Les petits arrangements catholiques avec le futur ordre religieux

Bel exercice de relativisme ce matin même sur France-Info. Un responsable du magazine La Vie (autrefois « catholique illustrée… ») nous parle de la laïcité. Il a pour cela les deux minutes trente du minimum syndical et doit donc choisir assez précisément ses mots.

Un trapéziste lâché dans l’espace, mains tendues, à la rencontre d’un  partenaire, n’eut pas exécuté saut de l’ange plus brillant. L’acrobate dont le nom m’échappe a réussi, parlant d’extrêmes, à citer une bonne demie-douzaine de fois le vocable « catholique », et pas une seule fois celui d’ « islamiste », voire même d »Islam ». En termes sportifs, cela nous donna une fin de match sanctionnée par un score sans appel (comme disent les spécialistes) : les Cathos battent les Salafistes 6 à 0 et remportent haut la main le challenge des ignominies anti-laïques. 

J’ai pris le parti d’en rire, entendre ça au réveil pouvant vous foutre une journée en l’air. Et puis, tout de même,  je me suis dit qu’il valait la peine de tenter d’extraire le clou qui crucifie un peu plus chaque jour ma conception du vivre-ensemble. Car enfin, il devient carrément insupportable de subir, jour après jour, le discours pontifiant, sûr de lui et dominateur, qui prétend trouver un équilibre là où il ne peut à l’évidence et dans l’état des lieux actuel, y en avoir le moindre.  

Un simple coup de fil de journaliste aux services de renseignement suffirait pourtant pour mettre les choses dans leur vraie perspective. Ce qui se dit en France dans les mosquées, les écoles coraniques et celles où l’on forme soi-disant les cadres de l’Islam  à la règle républicaine et laïque d’une démocratie, n’a strictement rien à voir avec les tentatives de quelques prélats pour remettre les Catholiques français dans le droit chemin du dogme pur et dur.

On feint donc de l’ignorer. On oublie de rappeler que la hiérarchie catholique a su, dans notre pays et quand il le fallait, pointer du doigt ses bergers tentés par l’affrontement civil, et les marginaliser. J’attends que sa pareille musulmane en fasse de même et comme soeur Anne, je ne vois rien venir.

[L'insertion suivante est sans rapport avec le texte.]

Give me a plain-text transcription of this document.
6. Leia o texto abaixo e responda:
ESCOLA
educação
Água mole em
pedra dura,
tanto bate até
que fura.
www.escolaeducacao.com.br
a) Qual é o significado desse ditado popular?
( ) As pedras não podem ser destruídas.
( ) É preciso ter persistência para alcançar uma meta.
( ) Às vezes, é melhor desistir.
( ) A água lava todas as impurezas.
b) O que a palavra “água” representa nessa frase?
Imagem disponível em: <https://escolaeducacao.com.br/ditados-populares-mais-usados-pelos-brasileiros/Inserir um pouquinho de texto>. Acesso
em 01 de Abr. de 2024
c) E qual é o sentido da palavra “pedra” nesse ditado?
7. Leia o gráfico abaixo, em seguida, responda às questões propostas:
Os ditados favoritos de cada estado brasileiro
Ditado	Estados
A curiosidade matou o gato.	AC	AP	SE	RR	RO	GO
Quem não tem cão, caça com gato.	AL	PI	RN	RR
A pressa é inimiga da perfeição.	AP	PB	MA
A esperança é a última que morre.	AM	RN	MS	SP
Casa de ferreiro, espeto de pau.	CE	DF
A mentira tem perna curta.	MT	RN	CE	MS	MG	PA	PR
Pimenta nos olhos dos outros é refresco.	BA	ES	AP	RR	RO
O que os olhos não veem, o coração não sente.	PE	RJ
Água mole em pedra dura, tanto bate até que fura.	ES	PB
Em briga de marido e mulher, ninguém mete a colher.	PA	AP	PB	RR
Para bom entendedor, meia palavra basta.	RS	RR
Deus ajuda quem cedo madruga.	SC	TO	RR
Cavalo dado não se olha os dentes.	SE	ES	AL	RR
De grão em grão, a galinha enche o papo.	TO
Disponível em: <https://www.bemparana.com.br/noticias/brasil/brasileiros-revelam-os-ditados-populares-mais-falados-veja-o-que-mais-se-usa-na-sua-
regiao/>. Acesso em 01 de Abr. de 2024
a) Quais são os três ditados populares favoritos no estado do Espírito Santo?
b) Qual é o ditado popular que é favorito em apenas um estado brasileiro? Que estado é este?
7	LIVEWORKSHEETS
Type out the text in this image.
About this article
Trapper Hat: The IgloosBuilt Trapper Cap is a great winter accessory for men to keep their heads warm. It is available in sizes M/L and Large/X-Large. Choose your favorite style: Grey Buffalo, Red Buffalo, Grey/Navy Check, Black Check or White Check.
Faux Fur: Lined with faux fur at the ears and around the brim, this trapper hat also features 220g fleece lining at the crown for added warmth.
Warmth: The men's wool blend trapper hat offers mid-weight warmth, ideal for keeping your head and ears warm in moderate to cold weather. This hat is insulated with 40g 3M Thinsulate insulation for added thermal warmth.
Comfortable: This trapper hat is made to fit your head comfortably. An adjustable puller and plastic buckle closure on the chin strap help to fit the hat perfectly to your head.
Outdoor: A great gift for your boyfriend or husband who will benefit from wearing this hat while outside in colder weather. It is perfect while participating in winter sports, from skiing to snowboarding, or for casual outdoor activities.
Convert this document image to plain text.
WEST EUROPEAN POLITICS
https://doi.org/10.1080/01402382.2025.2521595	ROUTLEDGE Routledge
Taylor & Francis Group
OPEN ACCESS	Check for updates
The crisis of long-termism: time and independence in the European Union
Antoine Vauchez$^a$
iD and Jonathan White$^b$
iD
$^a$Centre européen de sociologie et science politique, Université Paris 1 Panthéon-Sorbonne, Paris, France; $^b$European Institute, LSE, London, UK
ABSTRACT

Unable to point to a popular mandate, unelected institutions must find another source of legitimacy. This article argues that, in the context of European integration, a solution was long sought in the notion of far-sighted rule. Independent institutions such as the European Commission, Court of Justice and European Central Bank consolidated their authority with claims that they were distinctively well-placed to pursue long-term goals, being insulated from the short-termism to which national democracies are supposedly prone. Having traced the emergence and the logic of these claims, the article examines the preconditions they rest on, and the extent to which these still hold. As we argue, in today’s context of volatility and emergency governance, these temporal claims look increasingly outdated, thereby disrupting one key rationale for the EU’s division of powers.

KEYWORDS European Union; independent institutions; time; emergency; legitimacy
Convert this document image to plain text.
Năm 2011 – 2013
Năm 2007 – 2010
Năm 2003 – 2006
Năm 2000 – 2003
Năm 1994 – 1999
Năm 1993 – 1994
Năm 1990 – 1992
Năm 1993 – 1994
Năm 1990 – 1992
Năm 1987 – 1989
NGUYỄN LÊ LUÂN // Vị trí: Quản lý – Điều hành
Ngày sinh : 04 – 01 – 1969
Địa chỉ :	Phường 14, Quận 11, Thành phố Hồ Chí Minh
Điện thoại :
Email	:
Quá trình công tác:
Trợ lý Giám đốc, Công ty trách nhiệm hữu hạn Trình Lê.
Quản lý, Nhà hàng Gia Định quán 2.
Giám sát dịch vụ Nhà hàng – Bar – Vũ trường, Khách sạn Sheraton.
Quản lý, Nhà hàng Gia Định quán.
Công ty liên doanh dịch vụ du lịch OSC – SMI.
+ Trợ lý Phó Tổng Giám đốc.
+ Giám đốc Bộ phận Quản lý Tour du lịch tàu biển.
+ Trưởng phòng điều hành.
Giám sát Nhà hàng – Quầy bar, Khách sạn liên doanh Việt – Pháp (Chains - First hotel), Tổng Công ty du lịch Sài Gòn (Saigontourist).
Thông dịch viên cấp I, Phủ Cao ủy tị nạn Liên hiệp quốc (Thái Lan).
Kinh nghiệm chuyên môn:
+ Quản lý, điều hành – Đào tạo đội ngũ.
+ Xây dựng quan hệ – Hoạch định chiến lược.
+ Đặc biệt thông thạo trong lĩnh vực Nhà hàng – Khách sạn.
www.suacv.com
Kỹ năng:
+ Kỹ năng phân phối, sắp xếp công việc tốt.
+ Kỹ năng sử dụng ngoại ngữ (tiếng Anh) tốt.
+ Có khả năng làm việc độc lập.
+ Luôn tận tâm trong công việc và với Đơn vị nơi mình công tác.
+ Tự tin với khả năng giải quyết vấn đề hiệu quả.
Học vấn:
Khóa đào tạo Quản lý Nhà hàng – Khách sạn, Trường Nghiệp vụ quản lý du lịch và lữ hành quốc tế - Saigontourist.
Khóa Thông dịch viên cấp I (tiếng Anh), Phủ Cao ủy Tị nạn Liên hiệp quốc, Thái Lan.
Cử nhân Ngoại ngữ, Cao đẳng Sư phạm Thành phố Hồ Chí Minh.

À La Vie, en revanche, ce menu problème est d’ores et déjà réglé. Les croyants de tous ordres suivent leur petit bonhomme de chemin sans se laisser influencer le moins du monde par les boute-feux cherchant à les dresser contre le pouvoir civil. Main dans la main, toutes nuances dogmatiques abolies, ils iront ensemble vers les douces prairies où ruminent les troupeaux pacifiés. Ils sont déjà au Paradis mais ils ne le savent pas encore.

À défaut, ce qu’à Dieu ne plaise, de rejoindre l’Inspirateur de leur foi avant l’heure, les journalistes et chroniqueurs de La Vie seront bien inspirés de regarder tout bonnement autour d’eux. Ils remarqueront, s’ils ont au préalable fait vérifier leur acuité visuelle, le changement désormais parfaitement perceptible du paysage humain dans leurs villes et même, s’installant doucement mais sûrement, dans leurs campagnes. Peut-être alors se souviendront-ils pour de bon de l’année 1905 et de ses effets.

Cette année-là, le paysage civil changea assez radicalement en France. Par la Loi, appliquée sans défaillance et longtemps respectée avec bien sûr des arrangements de raison publiquement négociés. En famille et sans affrontements violents. Autres temps. Un siècle plus tard, la question se pose, elle doit même se poser d’urgence, d’appliquer à nouveau cette loi avec la même rigueur qu’à sa naissance. Ce débat n’a pas fini d’occuper le terrain, et les consciences. Il pourrait cependant être tranché comme il le fut à l’orée du XXè siècle. Avec, sans plus, un peu de courage.

Je refuse de croire que les gens de La Vie (entre autres émetteurs d’opinions) voient dans les attaques quotidiennes contre la loi de 1905 une manière de mettre à mal un cadre dans lequel ils se seraient sentis jusqu’ici à l’étroit. Cent années d’une telle frustration! Prendraient-ils alors une revanche sur les laïcards du petit père Combes? Je sens pourtant, dans leur discours, la tentation de l’alliance avec des partenaires dont ils prennent la fraternelle parole pour argent comptant, ce en quoi ils ont tort à mon avis. 

Une chrétienté priée par la force et le sang de se replier sur ses bases européennes, des États calculateurs, dévalués, corruptibles et rhumatisants, une caste de négociateurs davantage motivée par ses intérêts catégoriels que par ceux de la collectivité : les faibles étant par avance désignés, c’est là une très dangereuse stratégie.